When you finally get that picture – a bit (okay a lot) or editing, cropping and filter and it looks acceptable. You realise that this whole pelarva will be repeated again upon the next holiday, occasion, birthday or special outing you take together.
Having a relaxing weekend
I was quite possibly completely delusional with this and I will hold my hands up, but a girl can dream right. In my mind, weekends meant my child would get the memo and sleep in until at least 8am. They would then wake and we would have a leisurely morning of cuddles in bed together for a little longer before embracing and taking on some heart warming family activity.
So, to talk you through this most recent Saturday, my morning started just before 7am with “MUMMY, MUMMY, MUUUUUUUUUM” being shouted on repeat until I made an appearance in his bedroom. This was then greeted with the horrendous stench of toddler poop and a toddler who was demanding that we go downstairs instantly and start playing. There was no gradual wake up, no hot coffee and time for the caffeine to hit before embracing the day – nope eyes open and straight into it.
You then suggest making the most of the time you have with some kind of activity – park, film, craft, baking etc, which is of course the last thing your child wants to partake in. My son, would rather run around wearing pants on his head than join in currently and if you push too much those terrible two’s rear there ugly head and we have an mini melt down.

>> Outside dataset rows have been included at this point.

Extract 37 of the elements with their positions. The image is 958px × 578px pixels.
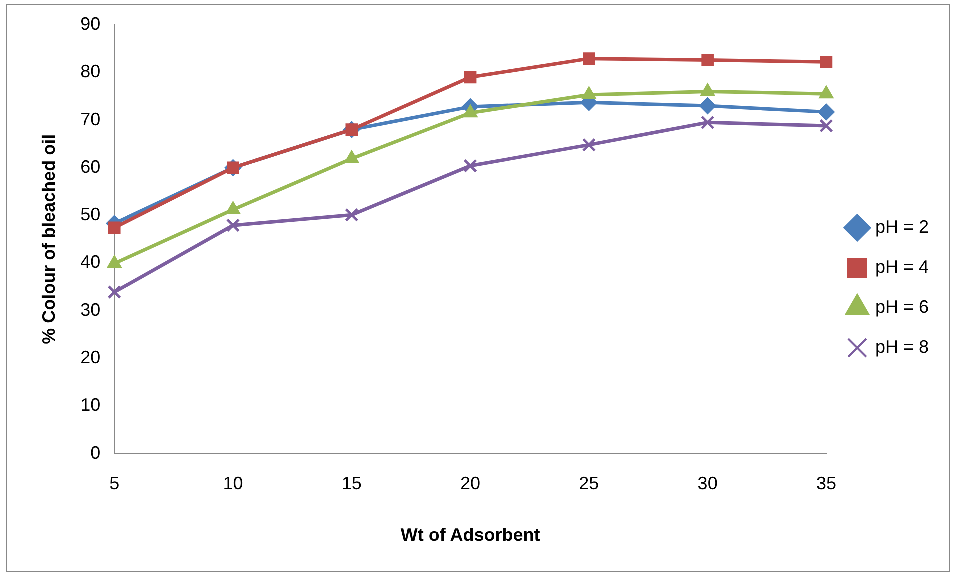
y-tick-label: 0: [90, 442, 101, 463]
point: [699, 97, 716, 114]
point: [582, 138, 596, 152]
y-tick-label: 10: [80, 395, 101, 416]
point: [700, 116, 715, 130]
point: [818, 104, 835, 121]
x-tick-label: 5: [110, 474, 120, 494]
y-tick-label: 20: [80, 347, 101, 368]
y-tick-label: 40: [80, 252, 101, 272]
point: [108, 285, 122, 300]
point: [464, 159, 478, 173]
point: [820, 119, 834, 133]
point: [226, 218, 240, 232]
legend-label: pH = 4: [875, 256, 930, 277]
x-tick-label: 20: [460, 474, 481, 494]
y-tick-label: 90: [80, 14, 101, 34]
point: [108, 222, 121, 234]
point: [344, 208, 359, 222]
legend-label: pH = 8: [875, 336, 930, 357]
y-tick-label: 60: [80, 156, 101, 177]
y-tick-label: 80: [80, 62, 101, 82]
point: [583, 52, 596, 65]
x-tick-label: 10: [223, 474, 244, 494]
x-tick-label: 25: [579, 474, 600, 494]
y-tick-label: 30: [80, 300, 101, 320]
legend-label: pH = 6: [875, 296, 930, 317]
point: [464, 71, 477, 84]
y-tick-label: 50: [80, 204, 101, 225]
y-axis-title: % Colour of bleached oil: [38, 134, 59, 344]
point: [702, 54, 714, 66]
x-tick-label: 15: [342, 474, 362, 494]
point: [820, 56, 833, 68]
x-tick-label: 35: [816, 474, 836, 494]
legend-label: pH = 2: [875, 216, 930, 237]
y-tick-label: 70: [80, 109, 101, 130]
x-tick-label: 30: [698, 474, 718, 494]
x-axis-title: Wt of Adsorbent: [400, 525, 540, 546]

Then later after all the enthusiasm for this picture perfect family day is a distant memory and you’re getting on with the much needed household chores. You’re child decides at this point that you are best thing ever and now is the time they finally want your full undivided attention – which is the best feeling really – but it does mean that come 7-8pm when they are finally asleep you have a window of a couple of hours to cram in those household jobs that got put off earlier.